There were similar proportions of immunocompromised (<5%) and smokers (14%) in both racial cohorts. Likelihood of non-immunocompromising pneumococcal high-risk conditions was higher for blacks than non-blacks at age 65, but higher for non-blacks than blacks at age 80 years (P < 0.001). Age-specific relative likelihood of mortality was 1.1%-12% higher in blacks than non-blacks (P < 0.001). Length of stay was significantly longer for blacks than non-blacks in all age and discharge status groups for non-bacteremic pneumonia and for blacks discharged alive with invasive pneumococcal disease. Costs were higher for blacks 65 years or older with invasive pneumococcal disease.
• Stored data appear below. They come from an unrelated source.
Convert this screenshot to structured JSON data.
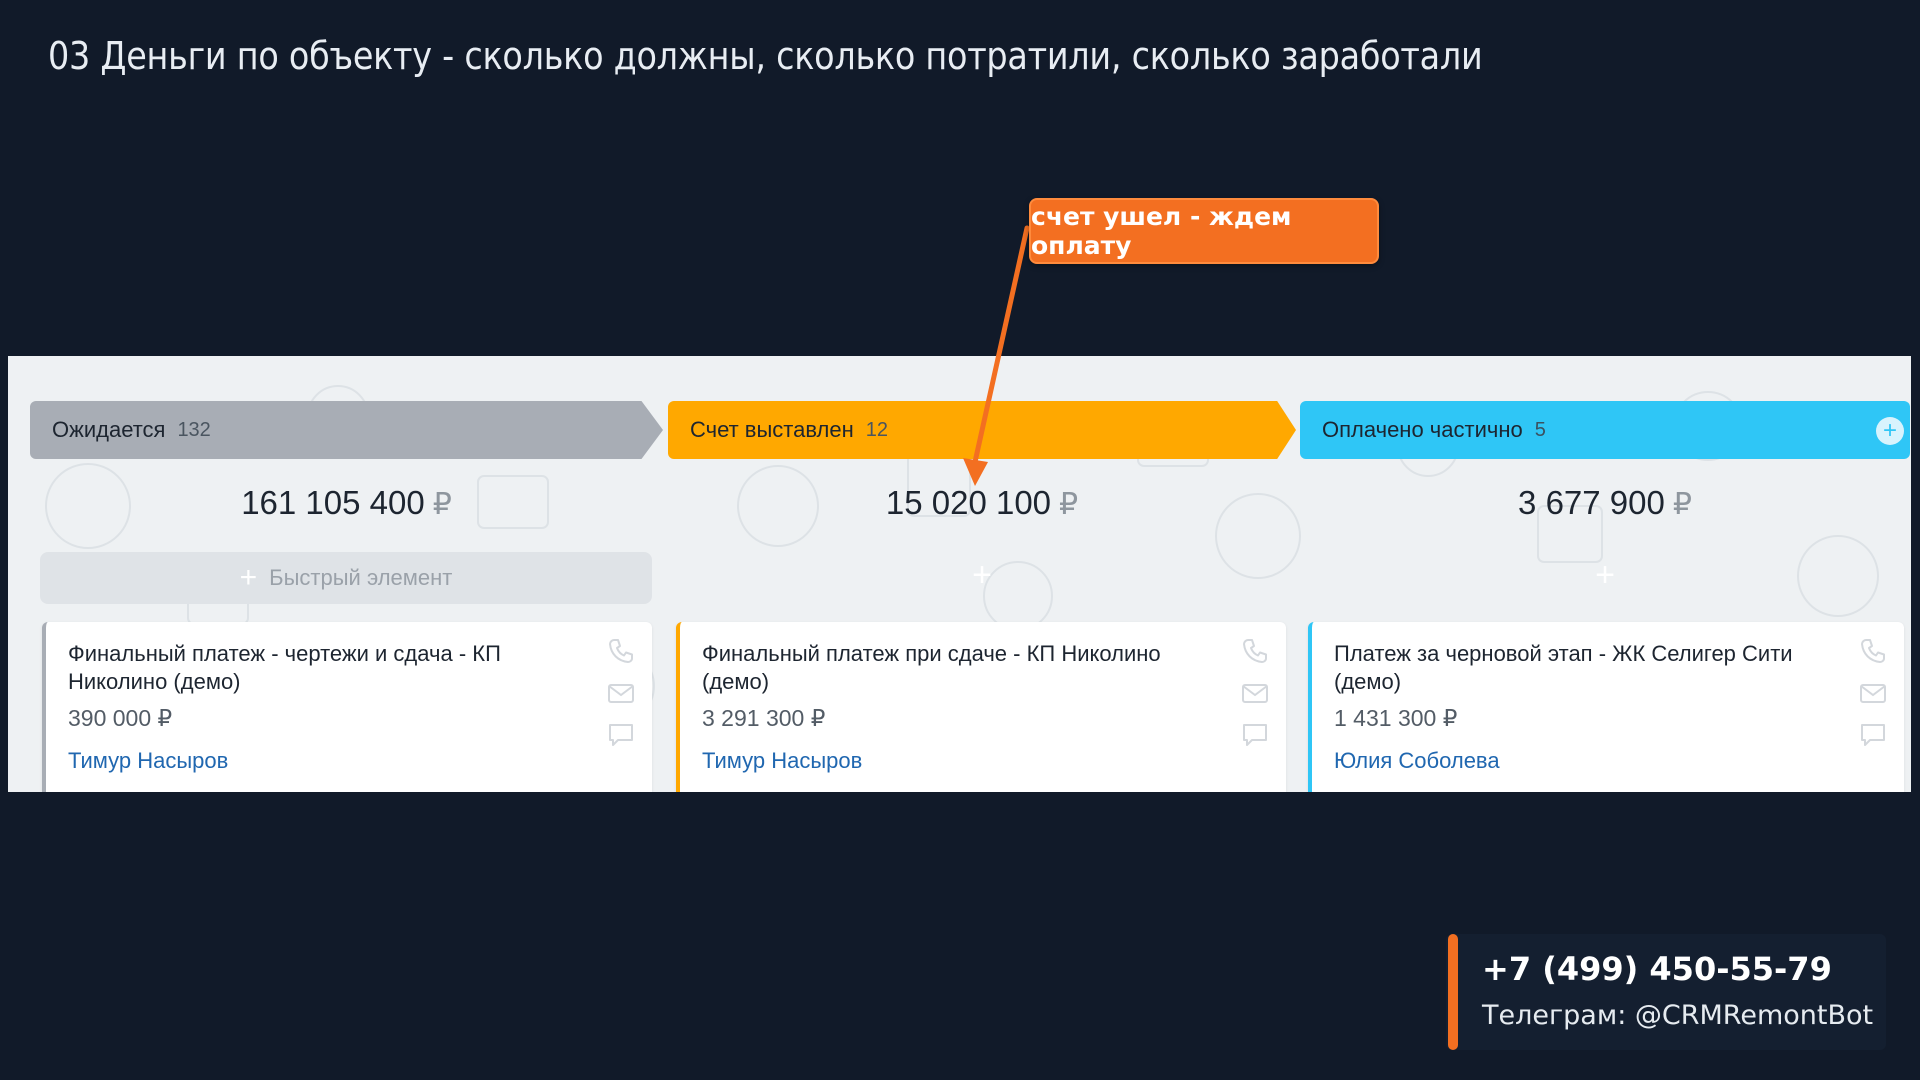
{
  "slide": {
    "title": "03 Деньги по объекту - сколько должны, сколько потратили, сколько заработали"
  },
  "callout": {
    "text": "счет ушел - ждем оплату"
  },
  "board": {
    "currency": "₽",
    "quick_add_label": "Быстрый элемент",
    "columns": [
      {
        "title": "Ожидается",
        "count": "132",
        "sum": "161 105 400",
        "color": "#a8adb5",
        "card": {
          "title": "Финальный платеж - чертежи и сдача - КП Николино (демо)",
          "amount": "390 000 ₽",
          "person": "Тимур Насыров"
        }
      },
      {
        "title": "Счет выставлен",
        "count": "12",
        "sum": "15 020 100",
        "color": "#ffa800",
        "card": {
          "title": "Финальный платеж при сдаче - КП Николино (демо)",
          "amount": "3 291 300 ₽",
          "person": "Тимур Насыров"
        }
      },
      {
        "title": "Оплачено частично",
        "count": "5",
        "sum": "3 677 900",
        "color": "#2fc6f6",
        "card": {
          "title": "Платеж за черновой этап - ЖК Селигер Сити (демо)",
          "amount": "1 431 300 ₽",
          "person": "Юлия Соболева"
        }
      }
    ],
    "card_icons": [
      "phone-icon",
      "envelope-icon",
      "chat-bubble-icon"
    ]
  },
  "contact": {
    "phone": "+7 (499) 450-55-79",
    "telegram": "Телеграм: @CRMRemontBot",
    "accent": "#f36f21"
  }
}
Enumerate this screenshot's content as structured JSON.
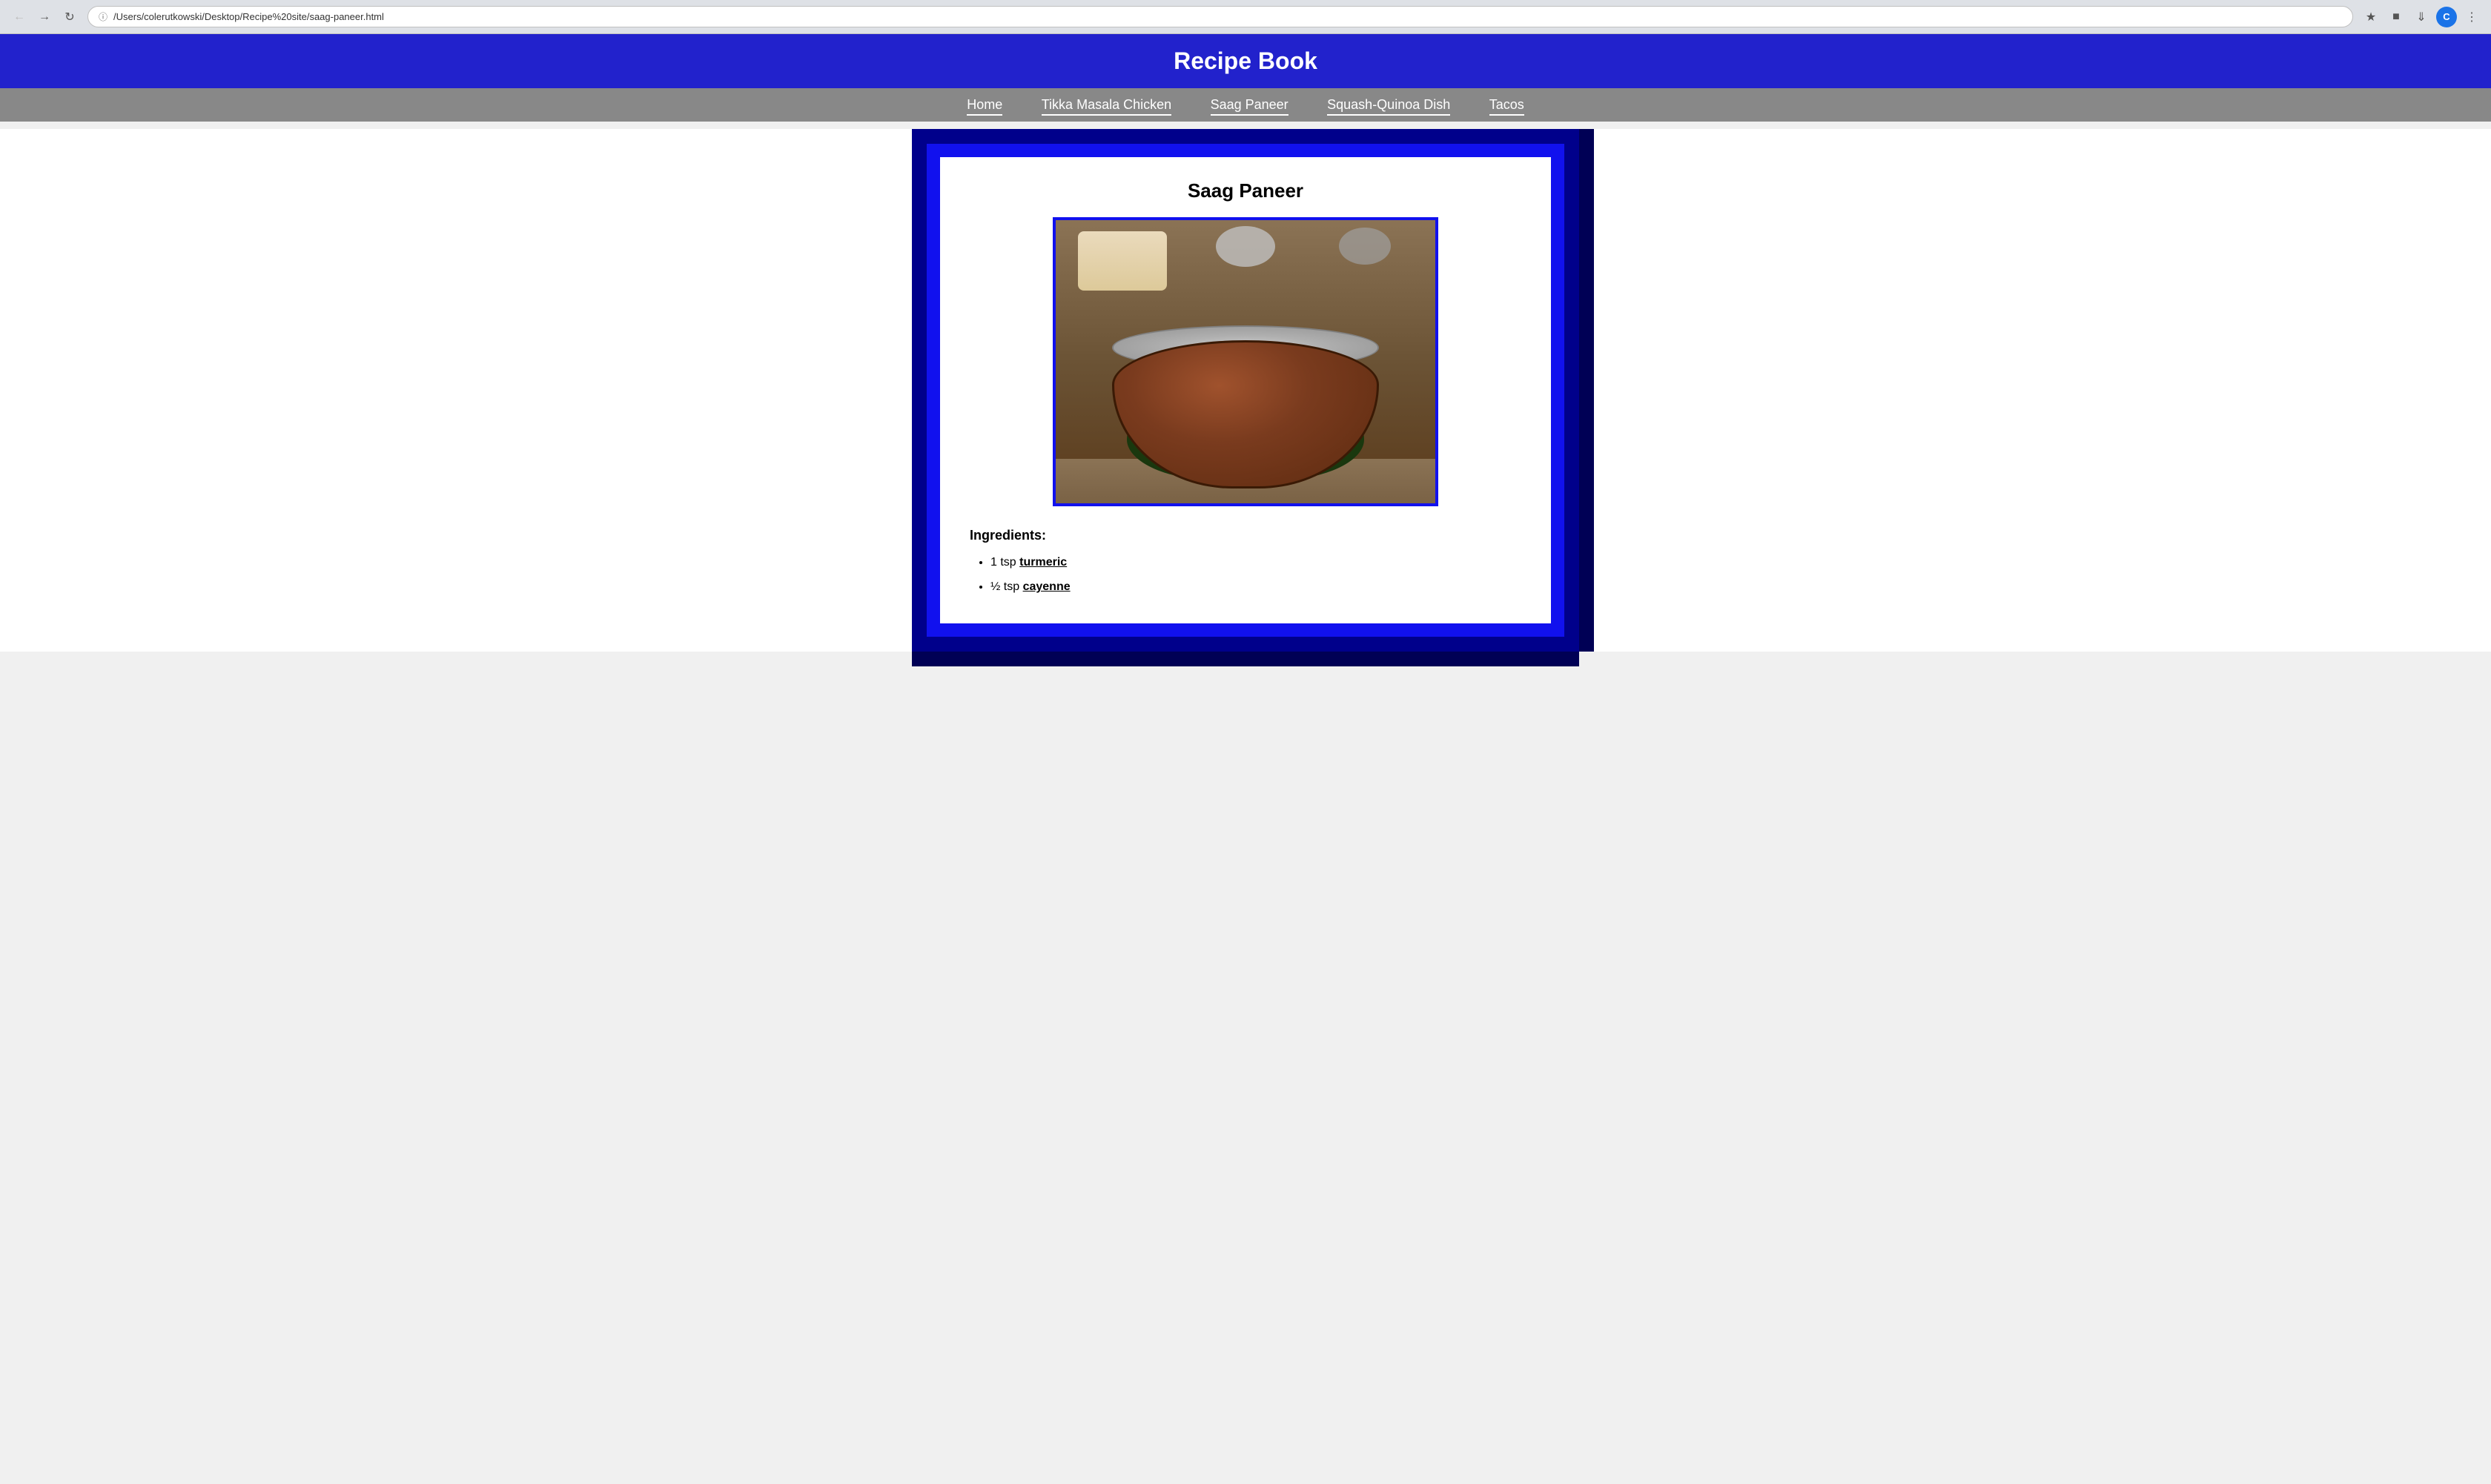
{
  "browser": {
    "address": "/Users/colerutkowski/Desktop/Recipe%20site/saag-paneer.html",
    "back_label": "←",
    "forward_label": "→",
    "reload_label": "↻",
    "info_icon": "ℹ",
    "star_icon": "☆",
    "download_icon": "⬇",
    "menu_icon": "⋮",
    "avatar_label": "C"
  },
  "header": {
    "title": "Recipe Book"
  },
  "nav": {
    "items": [
      {
        "label": "Home",
        "href": "#"
      },
      {
        "label": "Tikka Masala Chicken",
        "href": "#"
      },
      {
        "label": "Saag Paneer",
        "href": "#"
      },
      {
        "label": "Squash-Quinoa Dish",
        "href": "#"
      },
      {
        "label": "Tacos",
        "href": "#"
      }
    ]
  },
  "recipe": {
    "title": "Saag Paneer",
    "image_alt": "Saag Paneer dish in a copper karahi",
    "ingredients_heading": "Ingredients:",
    "ingredients": [
      {
        "text": "1 tsp ",
        "link": "turmeric",
        "link_text": "turmeric"
      },
      {
        "text": "½ tsp ",
        "link": "cayenne",
        "link_text": "cayenne"
      }
    ]
  }
}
National Health Interview Survey, National Center for Health Statistics and National Inpatient Sample data were used to create black and non-black population cohorts, determine risk factors for pneumococcal disease (pneumococcal vaccine indications) and assess the impact of pneumococcal hospitalization. Each racial cohort was segmented into groups based on the presence of immunocompromising or other pneumococcal high-risk conditions. Persons without those conditions were separated into smokers (also a pneumococcal vaccine indication) and nonsmokers. Mortality was estimated from NCHS life table data. NIS data provided length of stay and costs (calculated from cost to charge ratios) for admissions related to pneumococcal disease including bacteremia, meningitis and nonbacteremic pneumonia.
Racial disparities in U.S. adult pneumococcal vaccination rates persist despite reduced barriers to access. Consequently, racial and ethnic minorities experience pneumococcal disease at higher rates than whites. This study examined prevalence of high-risk conditions and pneumococcal hospitalizations among U.S. black and non-black populations aged ≥50 years.
Marked differences exist between U.S. black and non-black populations in likelihood of conditions conferring a high-risk of pneumococcal disease, and for length of stay and costs of pneumococcal disease hospitalizations. Further research is recommended to identify cost-effective policies or interventions to increase vaccine uptake in higher risk populations.